Richtig ist an dieser Sichtweise, dass die vorexilischen Propheten keinen ausdrücklichen Bezug auf Gesetzesvorschriften erkennen lassen. Die oft angeführten Belege Hos 4,2 und Jer 7,9 sind ganz vereinzelte Stimmen. Doch den Propheten schwebte sicher ein bestimmtes Gesellschaftsideal vor, an dem sie ihre Gegenwart maßen, auch wenn dieses Ideal nicht in Rechtssätzen kodifiziert war. Hintergrund sind möglicherweise die sogenannten Tempeleinlassliturgien, wie sie etwa in Ps 15; 24 erhalten sind. Ps 15,1: „Wer darf Gast sein in deinem Zelte, wer darf weilen auf deinem heiligen Berge? (Antwort:) Der unsträflich wandelt und Gerechtigkeit (צֶדֶק, sâdâq) übt.“

Die Teilnahme am Kult ist demnach nur möglich, wenn der Einzelne auch sittlich richtig (gemeinschaftstreu) gehandelt hat, denn nur dann ist er auch kultisch rein. Wichtig ist in diesem Zusammenhang das Tun von „Recht und Gerechtigkeit“, hebräisch מִשְׁפָט und צְדָקָה (mišpat und sedaqa). Offenkundig haben nun die Propheten diesen „Zusammenhang von Tun und Ergehen“ in der Weise auf ihre Gesellschaft gedeutet, dass das Volk durch das soziale Unrecht und das Luxusleben als Ganzes unrein geworden ist.

Gottesverhältnis

Ein wichtiger Hinweis für die Richtigkeit dieser Überlegung ist das gehäufte Auftauchen der Begriffe מִשְׁפָט und צְדָקָה (mišpat und sedaqa) in den prophetischen Büchern dieser Epoche; normalerweise werden sie im Deutschen mit „Recht und Gerechtigkeit“ wiedergegeben. Schlüsseltext für die entsprechende Verwendung ist das Weinberglied aus Jes 5, wo es am Ende in V.7 heißt: „Er hoffte auf Gut-Regiment (צְדָקָה)/doch siehe da: Blutregiment. Auf Gemeinschaftstreu (מִשְׁפָט)/doch siehe da: Hilfeschrei (K. Koch, Die Profeten I, 207). Letztlich geht es demnach darum, dass wegen der Frevel der Menschen kein wahrer Kult mehr möglich ist, Gott sich zurückzieht und das Volk dem Gericht überlässt (Vgl. dazu auch das Thema-Kapitel „Menschenbild“).

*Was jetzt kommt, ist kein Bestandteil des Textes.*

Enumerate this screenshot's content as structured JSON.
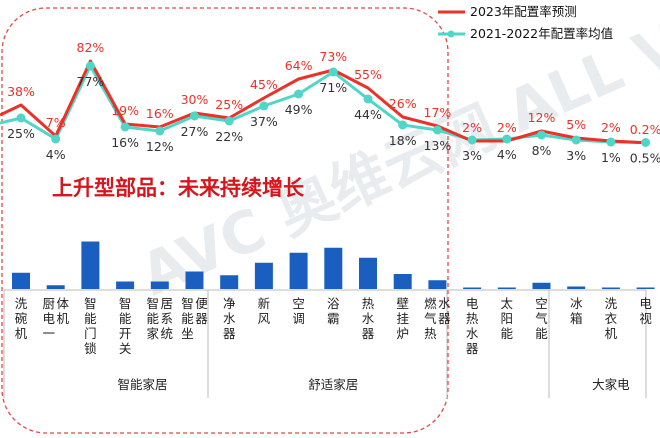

Sozialkritik und Kultkritik sind daher zwei Seiten einer Sache. Der rechte Verkehr mit der Gottheit ist gestört, sei es durch das soziale Unrecht oder durch sinnentleerten Kult, mit dem kein entsprechendes Handeln verbunden ist. Bei Hosea kommt noch hinzu, dass im Nordreich ein Kult begangen wird, der JHWH mit Riten feiert, die offenkundig aus dem kanaanäischen Umfeld übernommen worden sind. JHWH scheint so zu einem Ba'al zu werden, austauschbar mit den Göttern der Umwelt. Dagegen muss Hosea JHWH als den zu Gehör bringen, der Israel in der Wüste erwählt und der es in sein Land geführt hat.

Einzelne Propheten

Die einzelnen Propheten haben ihre Kritik in charakteristischer Weise pointiert. Während sich bei Hosea vor allem Kultkritik findet, bei Amos und Micha überwiegend Sozialkritik, hat Jesaja beides miteinander verbunden. Wahrscheinlich haben die einzelnen Propheten das angeprangert, was ihnen persönlich als besonders schändlich erschienen ist; sie hatten insofern einen individuellen Zugang zur Angelegenheit. Deutlich ist in jedem Fall, dass es in dieser Zeit zu einer Erschütterung der Staatswesen kam, bedingt auch durch die Kriege mit den Aramäern und die Bruderkriege zwischen Israel und Juda. Zugleich entwickelte sich auch eine Latifundienwirtschaft (Großgrundbesitz) derer, die an den Kriegen verdient hatten. So drohte die Solidarität der Gesellschaft zu zerbrechen, worauf die Propheten reagiert haben.

Umkehr?

Den frühen Propheten der assyrischen Zeit ist gemeinsam, dass sie das Kommen des Unheils als unabänderlich ansehen. Zwar kann man danach auf so etwas wie einen neuen Bund oder eine messianische Heilszeit mit einem gerechten Herrscher hoffen, doch primäres Ziel ist die Ansage des Gerichts. In der Forschung ist umstritten, inwieweit die einzelnen Propheten bei diesen Weissagungen das Volk noch zur Umkehr aufrufen wollten, oder ob sie keine Hoffnung mehr hatten. Die Aufforderung zur Umkehr findet sich sicher bei den etwas späteren Propheten, vgl. etwa Ezechiels Wächteramt (Ez 3) oder Ez 18.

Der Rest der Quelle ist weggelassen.